Assay system to screen and classify the genetic events leading to LOH. A pair of chromosomes III in parent strain (left of the arrow) and their possible alteration in 5-FOA-resistant (5-FOA^r) convertants (right of the arrow) are illustrated with relative positions of the three markers used for the analysis.

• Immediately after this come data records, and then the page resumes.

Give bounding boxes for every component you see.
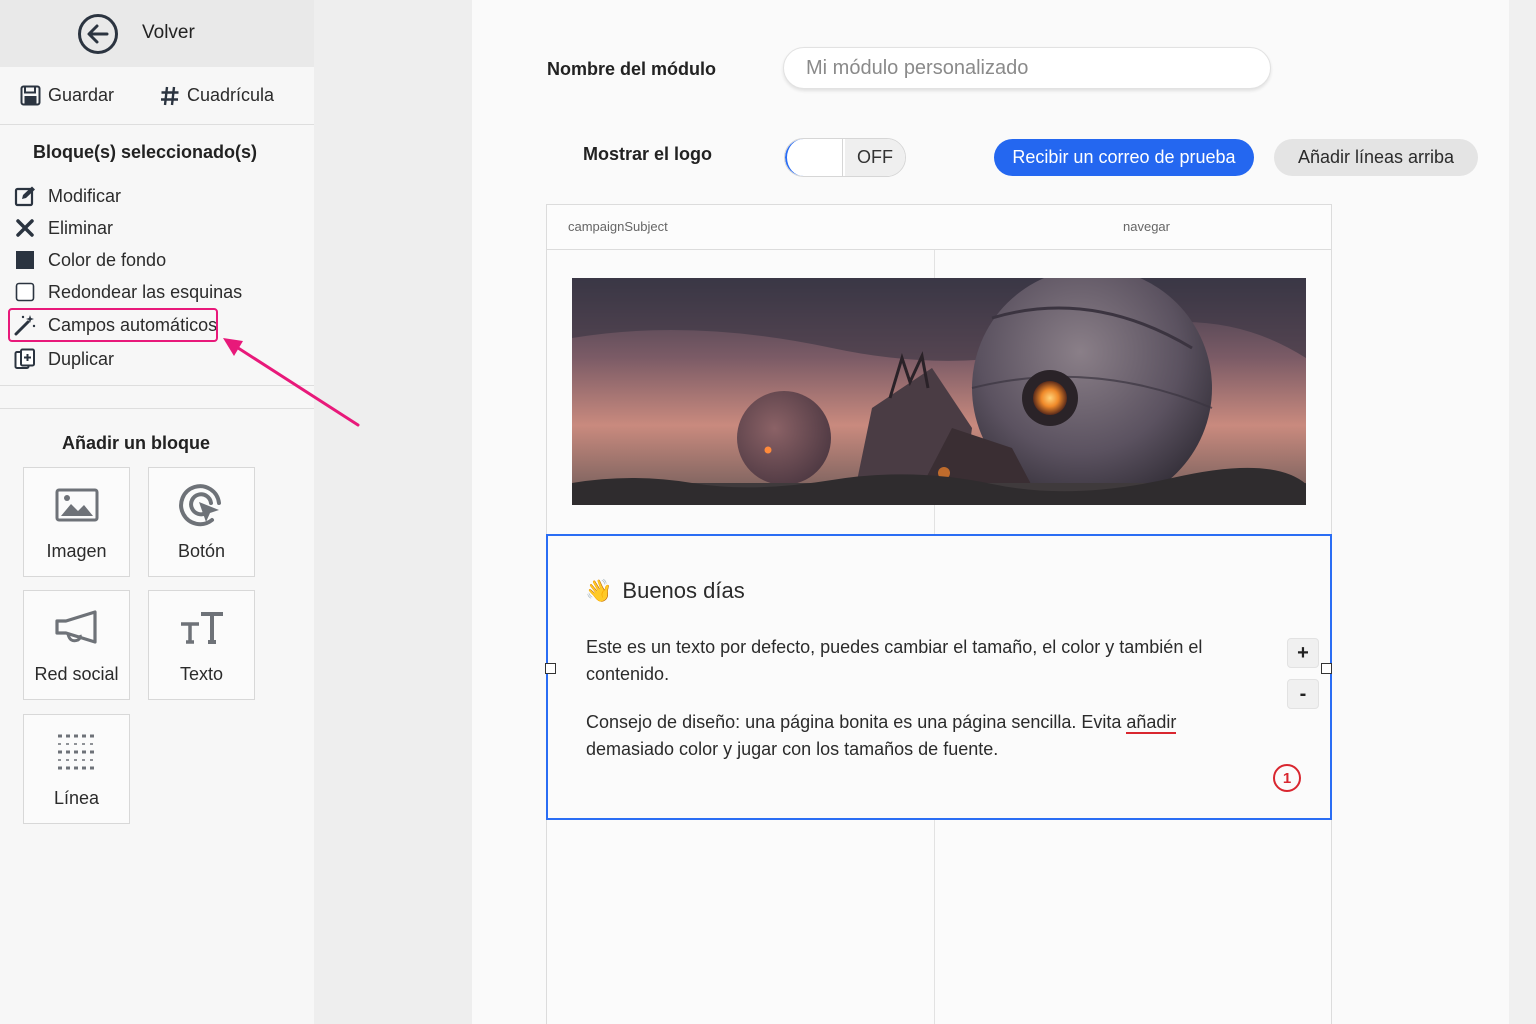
menu-item-duplicate[interactable]: Duplicar: [14, 346, 114, 372]
dotted-lines-icon: [24, 729, 129, 775]
divider: [0, 385, 314, 386]
resize-handle-left[interactable]: [545, 663, 556, 674]
menu-item-label: Modificar: [48, 185, 122, 206]
selected-blocks-title: Bloque(s) seleccionado(s): [33, 142, 258, 162]
close-icon: [14, 217, 36, 239]
test-email-button[interactable]: Recibir un correo de prueba: [994, 139, 1254, 176]
module-name-input[interactable]: [783, 47, 1271, 89]
menu-item-delete[interactable]: Eliminar: [14, 215, 113, 241]
color-square-icon: [14, 249, 36, 271]
add-lines-button[interactable]: Añadir líneas arriba: [1274, 139, 1478, 176]
waving-hand-icon: 👋: [585, 578, 613, 603]
image-icon: [24, 482, 129, 528]
increase-button[interactable]: +: [1287, 638, 1319, 668]
highlight-box: [8, 308, 218, 342]
text-size-icon: [149, 605, 254, 651]
menu-item-label: Redondear las esquinas: [48, 281, 243, 302]
back-arrow-icon[interactable]: [77, 13, 119, 55]
browse-link[interactable]: navegar: [1123, 219, 1170, 234]
hero-image[interactable]: [572, 278, 1306, 505]
cursor-click-icon: [149, 482, 254, 528]
block-image[interactable]: Imagen: [23, 467, 130, 577]
toggle-knob: [785, 139, 843, 176]
menu-item-round-corners[interactable]: Redondear las esquinas: [14, 279, 242, 305]
column-guide: [934, 820, 935, 1024]
edit-icon: [14, 185, 36, 207]
menu-item-label: Color de fondo: [48, 249, 167, 270]
block-label: Texto: [179, 664, 224, 684]
block-line[interactable]: Línea: [23, 714, 130, 824]
duplicate-icon: [14, 348, 36, 370]
menu-item-bg-color[interactable]: Color de fondo: [14, 247, 166, 273]
show-logo-label: Mostrar el logo: [583, 144, 713, 164]
save-icon: [20, 85, 41, 106]
block-social[interactable]: Red social: [23, 590, 130, 700]
resize-handle-right[interactable]: [1321, 663, 1332, 674]
annotation-marker: 1: [1273, 764, 1301, 792]
greeting[interactable]: 👋 Buenos días: [585, 578, 745, 604]
divider: [0, 124, 314, 125]
block-label: Botón: [177, 541, 226, 561]
greeting-text: Buenos días: [622, 578, 745, 603]
hash-icon: [161, 86, 179, 105]
block-label: Imagen: [46, 541, 107, 561]
back-button[interactable]: Volver: [0, 0, 314, 67]
block-label: Red social: [34, 664, 119, 684]
add-block-title: Añadir un bloque: [62, 433, 210, 453]
megaphone-icon: [24, 605, 129, 651]
tip-text-end: demasiado color y jugar con los tamaños …: [586, 739, 999, 759]
block-label: Línea: [53, 788, 100, 808]
tip-text: Consejo de diseño: una página bonita es …: [586, 712, 1127, 732]
spellcheck-word: añadir: [1126, 712, 1177, 734]
column-guide: [934, 505, 935, 534]
divider: [0, 408, 314, 409]
module-name-label: Nombre del módulo: [547, 59, 717, 79]
paragraph-default[interactable]: Este es un texto por defecto, puedes cam…: [586, 634, 1226, 688]
menu-item-label: Eliminar: [48, 217, 114, 238]
show-logo-toggle[interactable]: OFF: [784, 138, 906, 177]
back-label: Volver: [142, 22, 195, 43]
block-text[interactable]: Texto: [148, 590, 255, 700]
canvas-edge: [1509, 0, 1536, 1024]
canvas-gutter: [314, 0, 472, 1024]
subject-placeholder: campaignSubject: [568, 219, 668, 234]
grid-label: Cuadrícula: [187, 85, 275, 105]
menu-item-label: Duplicar: [48, 348, 115, 369]
decrease-button[interactable]: -: [1287, 679, 1319, 709]
save-button[interactable]: Guardar: [20, 85, 114, 106]
paragraph-tip[interactable]: Consejo de diseño: una página bonita es …: [586, 709, 1226, 763]
toggle-state: OFF: [845, 139, 905, 176]
column-guide: [934, 249, 935, 279]
block-button[interactable]: Botón: [148, 467, 255, 577]
menu-item-modify[interactable]: Modificar: [14, 183, 121, 209]
grid-button[interactable]: Cuadrícula: [160, 85, 274, 106]
save-label: Guardar: [48, 85, 115, 105]
sidebar: Volver Guardar Cuadrícula Bloque(s) sele…: [0, 0, 314, 1024]
checkbox-icon[interactable]: [14, 281, 36, 303]
email-header: campaignSubject navegar: [547, 205, 1331, 250]
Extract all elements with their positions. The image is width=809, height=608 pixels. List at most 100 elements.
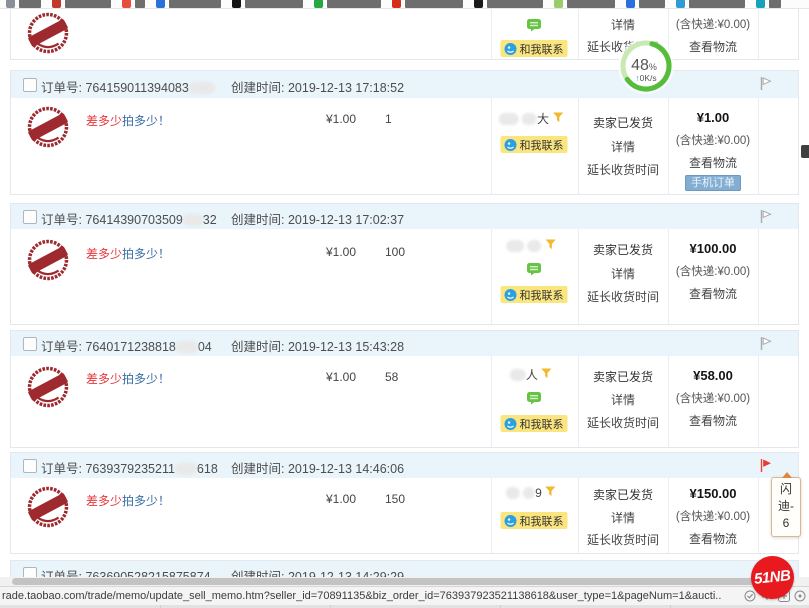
- created-label: 创建时间:: [231, 213, 284, 227]
- order-checkbox[interactable]: [23, 210, 37, 224]
- buyer-name[interactable]: 人: [510, 366, 552, 383]
- progress-percent: 48: [631, 57, 649, 74]
- extend-receipt-link[interactable]: 延长收货时间: [587, 414, 659, 431]
- bookmark-item[interactable]: [52, 0, 111, 9]
- contact-seller-button[interactable]: 和我联系: [501, 286, 568, 304]
- bookmark-item[interactable]: [314, 0, 381, 9]
- product-title[interactable]: 差多少拍多少！: [86, 492, 170, 509]
- chat-icon[interactable]: [526, 262, 542, 279]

The 5-FOA^r convertants are classified according to their indicated phenotypes and the altered patterns of chromosome III detected by PFGE, Southern hybridization, and PCR. The segments of chromosome III originally harboring the markers are shown by white, those of the homologous chromosome III are shown by gray, and those of another chromosome are shown by stripes. The URA3 insert at III-205 is indicated by an open triangle, the ADE2 insert at III-314 is shown by solid triangles, and the positions of intrinsic LEU2 loci are indicated by shaded bars, which are marked with a cross for the leu2 allele. A point mutation inactivating the URA3 insert is shown by a cross on the open triangle.

FIG. 8.

Induction of chromosome instability in orc1-4/orc1-4 and orc2-1/orc2-1 diploid cells in the presence and absence of Rad9p function after the temperature shift. Cells were grown at the indicated temperatures, and aliquots were withdrawn at the indicated time points and examined for frequencies of 5-FOA-resistant (5-FOA^r) cells, as described in Materials and Methods. (A) RD301 (wild-type), RD603 (orc1-4/orc1-4), RD611 (rad9Δ/rad9Δ), and RD613 (orc1-4/orc1-4 rad9Δ/rad9Δ) were grown at 23 and 37°C. (B) RD605 (orc2-1/orc2-1) and RD615 (orc2-1/orc2-1 rad9Δ/rad9Δ) were grown at 26, 30, and 32°C.